Apalagi, kemudian saya mendapat kabar dari penerbit buku anak yang berbeda, bahwa outline saya sesuai dengan keinginan mereka. Wah ... terabaikan lagi, deh, buku non fiksi yang telah saya garap sekitar 70 persen itu. Kembali saya khusyu menggarap buku anak lagi hi hi hi ...
http://www.nurulfitri.com/2017/10/apa-susahnya-sih-jadi-penulis.html
Buku Seri Aku Sehat Seperti Rasulullah

Baca juga : Pentingnya Literasi Bagi Anak

Penerbit 
Tidak hanya saya, ada beberapa teman yang juga merasakan sulitnya menembus penerbit untuk menerbitkan buku. Di acara pertemuan yang dihadiri emak-emak kemarin, seorang teman bercerita, jika dia sudah berhasil menyelesaikan buku, hasil dari pendampingan selama 3 bulan tersebut. Namun, ternyata naskah yang telah selesai itu, tidak kunjung bisa diterbitkan. Kenapa?

Masalahnya bukan pada bukunya. Tetapi ada suatu hal yang terjadi dengan penerbitnya. Jadi ceritanya, teman saya ini sudah menemukan jodoh untuk bukunya. Ada penerbit yang sudah bersedia mempublikasikan naskah milik kawan saya itu. Namun setelah sekian lama, yang dinanti-nantikan tidak kunjung datang. Setelah dikonfirmasi, ternyata penerbit itu mengalami kebangkrutan. Dan tentu saja, tidak bisa menerbitkan naskah yang selama ini sudah dijanjikan. Duuh ...!

Lalu, bagaimana dengan kawan saya itu? Ternyata dia tidak menyerah. Naskah yang tidak jadi diterbitkan itu, diubahnya menjadi sebuah e-book, yang kemudian dipasarkan olehnya. Well ... Perjuangan banget, ya, jadi penulis ... hehehe...

Dicurangi Pihak Lain
Ada lagi pengalaman seorang penulis yang bisa dijadikan pelajaran bagi kita semua. Salah satu kawan saya yang sangat produktif, sudah menerbitkan beberapa buah buku solo. Dari sekian naskah yang ditulis olehnya, tidak semuanya bisa mulus diterbitkan sesuai dengan keinginan.
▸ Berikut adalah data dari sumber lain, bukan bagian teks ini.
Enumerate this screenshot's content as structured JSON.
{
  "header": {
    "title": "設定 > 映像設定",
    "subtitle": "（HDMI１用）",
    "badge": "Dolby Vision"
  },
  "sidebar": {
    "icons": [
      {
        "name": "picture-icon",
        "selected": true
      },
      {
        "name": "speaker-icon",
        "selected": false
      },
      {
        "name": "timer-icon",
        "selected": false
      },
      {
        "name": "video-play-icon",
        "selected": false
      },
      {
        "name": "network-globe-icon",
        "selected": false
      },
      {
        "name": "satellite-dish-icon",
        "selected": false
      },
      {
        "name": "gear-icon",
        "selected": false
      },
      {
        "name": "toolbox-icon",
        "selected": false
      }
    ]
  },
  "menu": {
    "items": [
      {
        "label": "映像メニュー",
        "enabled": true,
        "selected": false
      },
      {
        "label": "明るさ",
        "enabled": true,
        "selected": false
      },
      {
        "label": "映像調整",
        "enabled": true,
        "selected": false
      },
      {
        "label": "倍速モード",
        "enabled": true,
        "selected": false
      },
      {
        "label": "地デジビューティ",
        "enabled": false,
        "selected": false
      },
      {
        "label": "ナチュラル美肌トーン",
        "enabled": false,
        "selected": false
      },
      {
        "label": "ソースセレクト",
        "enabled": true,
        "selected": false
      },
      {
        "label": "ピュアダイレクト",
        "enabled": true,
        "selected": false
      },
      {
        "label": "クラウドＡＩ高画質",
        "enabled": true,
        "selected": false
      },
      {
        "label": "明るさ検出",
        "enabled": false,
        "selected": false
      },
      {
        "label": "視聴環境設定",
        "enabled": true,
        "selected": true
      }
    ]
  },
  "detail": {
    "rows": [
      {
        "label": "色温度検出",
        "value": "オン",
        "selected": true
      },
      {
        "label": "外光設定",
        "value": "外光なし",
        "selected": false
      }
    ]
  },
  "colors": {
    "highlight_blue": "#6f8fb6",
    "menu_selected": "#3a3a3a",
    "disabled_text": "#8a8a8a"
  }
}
Ada satu naskah yang telah selesai digarap olehnya, bisa menarik perhatian sebuah penerbit. Tentu saja, kabar tersebut sangat menggembirakan. Setelah terjadi kesepakatan, kawan saya pun mendapatkan sejumlah rupiah hasil dari naskah tersebut. Selanjutnya, kawan saya itu, tinggal menanti bukunya bisa segera  hadir di toko buku, dengan nama dia terpampang di cover buku.

Namun, kenyataan berkata lain. Setelah sekian lama dinantikan, ternyata kawan saya mendapatkan naskah buatannya terpampang di toko buku dengan nama orang lain. Nah, loh! Ya, yang terjadi buku itu memang terpampang di atas rak buku, tapi nama orang lain yang ada di sampul halaman depan naskah buatannya tersebut.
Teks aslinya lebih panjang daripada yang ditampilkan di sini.